Schön Properties
- Company type: Private company
- Industry: Real estate
- Founded: 1971; 55 years ago
- Founder: Schon family
- Defunct: 2024; 2 years ago
- Fate: Unknown
- Headquarters: Dubai, United Arab Emirates
- Area served: Dubai
- Products: Real estate development
- Owner: Schon family
- Website: www.schonproperties.ae ^{[dead link]} Archived

= Schön Properties =

Real estate developer in Dubai, United Arab Emirates

Schön Properties was a Dubai-based real estate developer owned by the Schon family, which originated in Pakistan. The company had been involved in several development projects in Dubai, including the Schon Business Park project and Dubai Lagoons in Dubai Investments Park, which was started in 2005, but was hit hard by the 2008 financial crisis. In 2015, the company delivered a 1.6 million square feet project called Schon Business Park, consisting of 72 retail outlets and 304 offices.

In August of 2018 Dubai Land Department seized assets of Schon properties alleging that the company had exploited its investors. As of 2024, the company's website was no longer active.

== History ==
The company was founded in 1971 in Singapore by the Schon family, which originated in Pakistan.

In February 2017, Xanadu acquired Dubai Lagoon from Schon Properties for an undisclosed sum. The new developer Xanadu took over the project and purchased it with all its assets and liabilities, including the customers of Dubai Lagoon

In August 2018, the Dubai agency cancelled two of Schon's projects, iSuites Smart Residences and Ava Residences. In August 2019, Schon Properties signed an agreement with its investors to complete Dubai Lagoon Lotus project. The housing project comprises 442 units and is 500,000 square feet.

In March 2022, it was reported that properties from the Dubai Lagoon project had been given to different developers in order to complete the development.

===Pakistan Super League 2017===
In June 2017, the company purchased the Multan Sultans cricket franchise of the Twenty20 Pakistan Super League for per year for eight years, replacing Karachi Kings as the most expensive team in the league. That month it also launched another project in the investment park called iSuites, in a joint venture with the Al Hamad Group.

In November 2018, Pakistan Cricket Board (PCB) along with Schon Properties mutually ended the eight-year ownership rights of Multan Sultans.

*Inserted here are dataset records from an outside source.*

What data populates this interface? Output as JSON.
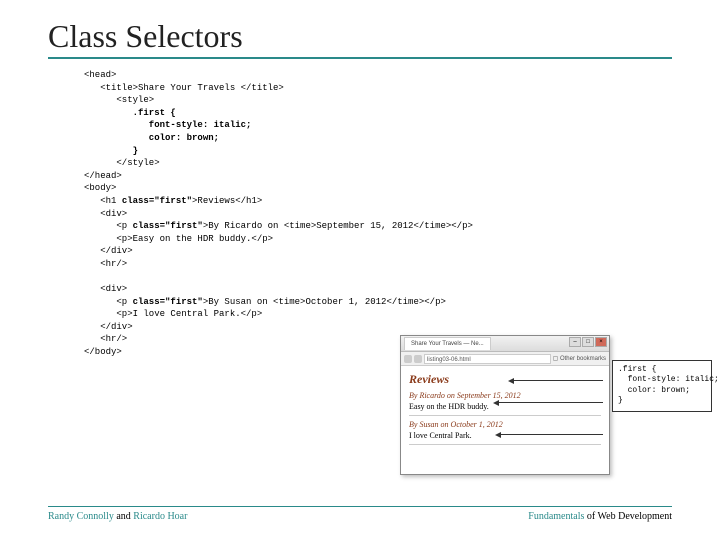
{
  "title": "Class Selectors",
  "code": {
    "l1": "<head>",
    "l2": "   <title>Share Your Travels </title>",
    "l3": "      <style>",
    "l4": "         .first {",
    "l5": "            font-style: italic;",
    "l6": "            color: brown;",
    "l7": "         }",
    "l8": "      </style>",
    "l9": "</head>",
    "l10": "<body>",
    "l11a": "   <h1 ",
    "l11b": "class=\"first\"",
    "l11c": ">Reviews</h1>",
    "l12": "   <div>",
    "l13a": "      <p ",
    "l13b": "class=\"first\"",
    "l13c": ">By Ricardo on <time>September 15, 2012</time></p>",
    "l14": "      <p>Easy on the HDR buddy.</p>",
    "l15": "   </div>",
    "l16": "   <hr/>",
    "blank": "",
    "l17": "   <div>",
    "l18a": "      <p ",
    "l18b": "class=\"first\"",
    "l18c": ">By Susan on <time>October 1, 2012</time></p>",
    "l19": "      <p>I love Central Park.</p>",
    "l20": "   </div>",
    "l21": "   <hr/>",
    "l22": "</body>"
  },
  "screenshot": {
    "tab": "Share Your Travels — Ne...",
    "url": "listing03-06.html",
    "bookmark": "Other bookmarks",
    "h1": "Reviews",
    "p1a": "By Ricardo on September 15, 2012",
    "p1b": "Easy on the HDR buddy.",
    "p2a": "By Susan on October 1, 2012",
    "p2b": "I love Central Park."
  },
  "callout": ".first {\n  font-style: italic;\n  color: brown;\n}",
  "footer": {
    "left_a": "Randy Connolly",
    "left_mid": " and ",
    "left_b": "Ricardo Hoar",
    "right_a": "Fundamentals",
    "right_b": " of Web Development"
  }
}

A joint statement issued by Schon Properties and the PCB said that all rights in respect to the team have returned to the board.

==Controversy==
In August of 2018 Dubai Land Department seized assets of Schon properties alleging that the company had exploited its investors. The agency also directed its investors to make payments into escrow accounts, in order to protect investors while the agency prepared to bring legal proceedings against the company.